Robert Fisks visited the region to witness with his own eyes the events. ''The landscape is being further blighted each day and I was soon to watch the actual destruction of a mountain-top – in front of my very eyes – outside a small town called Tarshish. No problem, the sand and rock was being taken for "government projects, I was told. But like a tiresome detective, I trailed one of the excavators' trucks, packed with sand, down the mountains of Lebanon – and watched its contents poured into the private construction of a company selling sand to build more apartments in Beirut. Of which, more anon'', he narrates.
Elias Saadeh, a concerned citizen, stands on a plateau of mud and broken rock and roads – government highways – which end suddenly in sheer 500-foot chasms of stone, carved and hacked at by giant cranes and stone cutters whose claws have grooved out the inside of these mountains. Ridges, valleys and watercourses have disappeared. He states: "There is not a building in the 'new' Beirut, which does not have part of Mayrouba in its walls and foundations. They call our land here 'gold sand' – the best you can buy to build apartment blocks, and it's the most expensive. But this is crazy. "More than 120,000 of our pine trees have been cut down. We had thirty water wells – but today we only have two left and they are both polluted." Saadeh continues: ''The people who did this are not educated. They only see the dollar. These people make $5,000 a day. They made people rich, but they remained uneducated. They have never learned how to love land''
Elias Saadeh belongs to a group that took action through the courts and the district judge stopped the destruction of the mountains around Mayrouba with a court order.

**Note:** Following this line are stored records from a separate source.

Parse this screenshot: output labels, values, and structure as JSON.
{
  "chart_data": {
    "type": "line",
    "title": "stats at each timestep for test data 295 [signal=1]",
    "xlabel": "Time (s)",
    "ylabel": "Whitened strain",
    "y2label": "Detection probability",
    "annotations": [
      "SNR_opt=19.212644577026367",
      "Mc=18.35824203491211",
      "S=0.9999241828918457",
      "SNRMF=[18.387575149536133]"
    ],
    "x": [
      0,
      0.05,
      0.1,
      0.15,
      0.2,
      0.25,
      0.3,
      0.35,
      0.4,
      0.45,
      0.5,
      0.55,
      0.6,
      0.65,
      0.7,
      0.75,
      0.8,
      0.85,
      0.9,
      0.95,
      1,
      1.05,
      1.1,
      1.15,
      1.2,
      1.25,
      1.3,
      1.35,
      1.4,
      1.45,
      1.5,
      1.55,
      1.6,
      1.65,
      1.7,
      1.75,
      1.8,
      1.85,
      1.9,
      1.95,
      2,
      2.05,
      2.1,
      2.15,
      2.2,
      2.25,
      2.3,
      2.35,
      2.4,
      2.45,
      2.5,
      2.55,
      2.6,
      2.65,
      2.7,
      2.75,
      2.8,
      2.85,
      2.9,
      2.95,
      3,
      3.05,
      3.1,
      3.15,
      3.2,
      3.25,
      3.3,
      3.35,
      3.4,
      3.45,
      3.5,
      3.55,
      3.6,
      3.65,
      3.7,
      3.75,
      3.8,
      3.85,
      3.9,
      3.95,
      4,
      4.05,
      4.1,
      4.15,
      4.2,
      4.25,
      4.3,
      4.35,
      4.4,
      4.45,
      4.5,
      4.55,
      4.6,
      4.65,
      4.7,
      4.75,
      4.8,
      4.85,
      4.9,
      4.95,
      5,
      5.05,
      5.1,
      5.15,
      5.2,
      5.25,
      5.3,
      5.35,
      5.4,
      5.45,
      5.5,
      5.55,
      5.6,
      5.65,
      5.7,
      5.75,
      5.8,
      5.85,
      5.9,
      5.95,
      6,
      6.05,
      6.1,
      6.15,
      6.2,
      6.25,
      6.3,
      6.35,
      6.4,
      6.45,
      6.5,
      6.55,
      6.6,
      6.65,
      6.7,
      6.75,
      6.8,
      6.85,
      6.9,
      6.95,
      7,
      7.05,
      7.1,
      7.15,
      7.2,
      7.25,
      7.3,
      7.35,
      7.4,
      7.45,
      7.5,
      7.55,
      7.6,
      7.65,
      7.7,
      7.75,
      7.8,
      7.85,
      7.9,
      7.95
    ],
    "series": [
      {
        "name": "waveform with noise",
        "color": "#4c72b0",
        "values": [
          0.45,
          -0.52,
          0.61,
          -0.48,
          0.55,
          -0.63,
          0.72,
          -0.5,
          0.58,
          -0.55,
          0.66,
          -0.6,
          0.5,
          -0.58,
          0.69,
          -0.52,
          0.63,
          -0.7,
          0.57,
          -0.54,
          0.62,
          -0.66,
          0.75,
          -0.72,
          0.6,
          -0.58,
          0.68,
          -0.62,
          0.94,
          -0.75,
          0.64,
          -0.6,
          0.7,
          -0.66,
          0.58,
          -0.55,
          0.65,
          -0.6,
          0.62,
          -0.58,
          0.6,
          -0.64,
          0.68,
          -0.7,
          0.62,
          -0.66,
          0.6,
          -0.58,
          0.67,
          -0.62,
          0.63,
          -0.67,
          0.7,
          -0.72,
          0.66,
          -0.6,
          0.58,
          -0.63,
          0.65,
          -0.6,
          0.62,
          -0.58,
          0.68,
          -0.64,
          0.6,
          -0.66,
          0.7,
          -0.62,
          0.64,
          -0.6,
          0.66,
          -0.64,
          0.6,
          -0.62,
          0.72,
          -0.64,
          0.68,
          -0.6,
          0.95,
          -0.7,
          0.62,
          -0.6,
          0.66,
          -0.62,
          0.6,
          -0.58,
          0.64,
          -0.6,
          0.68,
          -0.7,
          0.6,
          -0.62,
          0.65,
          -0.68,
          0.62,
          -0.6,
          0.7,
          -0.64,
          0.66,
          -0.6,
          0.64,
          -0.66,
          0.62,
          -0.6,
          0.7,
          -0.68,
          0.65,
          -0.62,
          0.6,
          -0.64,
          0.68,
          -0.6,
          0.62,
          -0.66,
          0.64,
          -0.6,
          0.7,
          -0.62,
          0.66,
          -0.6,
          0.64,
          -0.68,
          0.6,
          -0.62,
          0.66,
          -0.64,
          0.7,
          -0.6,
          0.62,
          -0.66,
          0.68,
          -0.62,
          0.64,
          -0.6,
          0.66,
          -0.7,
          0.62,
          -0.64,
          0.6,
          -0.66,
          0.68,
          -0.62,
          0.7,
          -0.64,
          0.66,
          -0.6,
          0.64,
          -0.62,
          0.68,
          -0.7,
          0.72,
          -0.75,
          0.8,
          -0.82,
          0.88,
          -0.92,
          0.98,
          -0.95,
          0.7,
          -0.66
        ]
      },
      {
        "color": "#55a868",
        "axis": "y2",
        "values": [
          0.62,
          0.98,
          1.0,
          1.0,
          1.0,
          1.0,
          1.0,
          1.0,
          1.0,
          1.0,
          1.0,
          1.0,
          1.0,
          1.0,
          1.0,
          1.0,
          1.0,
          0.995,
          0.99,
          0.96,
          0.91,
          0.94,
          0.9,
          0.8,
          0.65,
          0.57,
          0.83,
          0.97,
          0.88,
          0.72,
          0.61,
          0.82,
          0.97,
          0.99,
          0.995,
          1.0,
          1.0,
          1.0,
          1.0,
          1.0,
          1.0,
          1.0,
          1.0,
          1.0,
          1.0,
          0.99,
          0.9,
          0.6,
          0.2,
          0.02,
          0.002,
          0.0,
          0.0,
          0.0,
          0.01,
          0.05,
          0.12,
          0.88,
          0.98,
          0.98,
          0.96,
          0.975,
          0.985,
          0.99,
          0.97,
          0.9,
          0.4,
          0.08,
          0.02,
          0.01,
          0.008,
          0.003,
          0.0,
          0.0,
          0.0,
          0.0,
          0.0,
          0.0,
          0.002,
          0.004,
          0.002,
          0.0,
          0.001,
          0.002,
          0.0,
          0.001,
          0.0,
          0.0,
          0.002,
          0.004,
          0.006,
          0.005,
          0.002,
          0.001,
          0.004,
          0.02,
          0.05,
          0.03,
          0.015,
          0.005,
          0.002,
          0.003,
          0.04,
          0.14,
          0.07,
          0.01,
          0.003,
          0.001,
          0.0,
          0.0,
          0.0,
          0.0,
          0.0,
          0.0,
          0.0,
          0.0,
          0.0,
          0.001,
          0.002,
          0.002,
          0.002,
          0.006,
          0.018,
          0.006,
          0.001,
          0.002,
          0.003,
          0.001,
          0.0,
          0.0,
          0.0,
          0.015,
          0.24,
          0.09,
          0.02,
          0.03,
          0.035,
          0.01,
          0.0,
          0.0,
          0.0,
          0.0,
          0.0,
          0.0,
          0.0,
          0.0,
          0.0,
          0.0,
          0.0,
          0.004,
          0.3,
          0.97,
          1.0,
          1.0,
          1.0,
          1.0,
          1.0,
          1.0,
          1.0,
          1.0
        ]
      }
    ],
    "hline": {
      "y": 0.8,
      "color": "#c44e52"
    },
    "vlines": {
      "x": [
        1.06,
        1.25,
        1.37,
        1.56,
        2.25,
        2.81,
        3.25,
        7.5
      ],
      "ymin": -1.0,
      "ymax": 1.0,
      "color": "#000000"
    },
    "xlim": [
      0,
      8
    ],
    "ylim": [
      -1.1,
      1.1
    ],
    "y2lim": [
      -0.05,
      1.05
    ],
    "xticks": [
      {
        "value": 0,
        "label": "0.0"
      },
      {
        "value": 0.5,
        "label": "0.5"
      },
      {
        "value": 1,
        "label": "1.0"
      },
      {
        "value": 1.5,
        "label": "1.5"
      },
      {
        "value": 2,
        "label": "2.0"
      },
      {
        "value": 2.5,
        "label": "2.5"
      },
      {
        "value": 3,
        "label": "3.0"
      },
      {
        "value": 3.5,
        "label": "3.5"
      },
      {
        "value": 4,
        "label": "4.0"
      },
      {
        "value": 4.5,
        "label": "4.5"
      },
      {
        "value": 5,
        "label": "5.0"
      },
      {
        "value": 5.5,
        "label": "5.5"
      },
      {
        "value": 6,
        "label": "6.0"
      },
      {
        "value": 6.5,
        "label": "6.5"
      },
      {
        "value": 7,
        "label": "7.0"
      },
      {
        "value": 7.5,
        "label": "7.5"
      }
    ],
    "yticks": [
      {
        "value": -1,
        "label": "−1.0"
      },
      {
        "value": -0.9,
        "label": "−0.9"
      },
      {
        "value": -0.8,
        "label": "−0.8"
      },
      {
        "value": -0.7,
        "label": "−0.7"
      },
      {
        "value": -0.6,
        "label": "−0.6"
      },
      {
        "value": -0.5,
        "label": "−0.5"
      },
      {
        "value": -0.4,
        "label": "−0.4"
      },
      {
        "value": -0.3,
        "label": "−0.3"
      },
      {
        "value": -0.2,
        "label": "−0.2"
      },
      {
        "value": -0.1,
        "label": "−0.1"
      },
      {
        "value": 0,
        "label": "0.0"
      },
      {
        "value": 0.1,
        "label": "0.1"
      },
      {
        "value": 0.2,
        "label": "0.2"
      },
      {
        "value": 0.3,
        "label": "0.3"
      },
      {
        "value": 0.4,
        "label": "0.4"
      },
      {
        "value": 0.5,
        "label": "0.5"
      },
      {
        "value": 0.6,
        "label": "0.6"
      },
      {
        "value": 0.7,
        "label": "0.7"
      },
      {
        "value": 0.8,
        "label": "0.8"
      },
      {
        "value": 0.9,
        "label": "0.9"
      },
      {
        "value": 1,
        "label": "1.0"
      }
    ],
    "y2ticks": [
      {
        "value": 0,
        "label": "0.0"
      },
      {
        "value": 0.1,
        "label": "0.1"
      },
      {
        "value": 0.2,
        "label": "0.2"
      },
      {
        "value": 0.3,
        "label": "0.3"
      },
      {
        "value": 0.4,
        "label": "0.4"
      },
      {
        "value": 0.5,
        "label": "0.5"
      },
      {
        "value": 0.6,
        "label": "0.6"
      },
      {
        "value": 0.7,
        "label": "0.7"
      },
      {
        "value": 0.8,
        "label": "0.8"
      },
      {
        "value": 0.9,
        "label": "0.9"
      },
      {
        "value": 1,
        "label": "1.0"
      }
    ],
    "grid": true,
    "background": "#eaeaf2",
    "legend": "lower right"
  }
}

Her 'cease work' order of 1st March this year is tied with string to the mechanical diggers still standing on the blighted hills – although mud tracks suggest some of the vehicles have been moving in recent days.
However, Saadeh has been frightened. "I got phone calls at night during our campaign," he says. "People said: 'We are going to kill you'. They are very angry. Amazing, isn't it?
Despite the severity of the events happening in Lebanon, the destruction of the natural environment has attracted little interest in the local press and none outside, yet.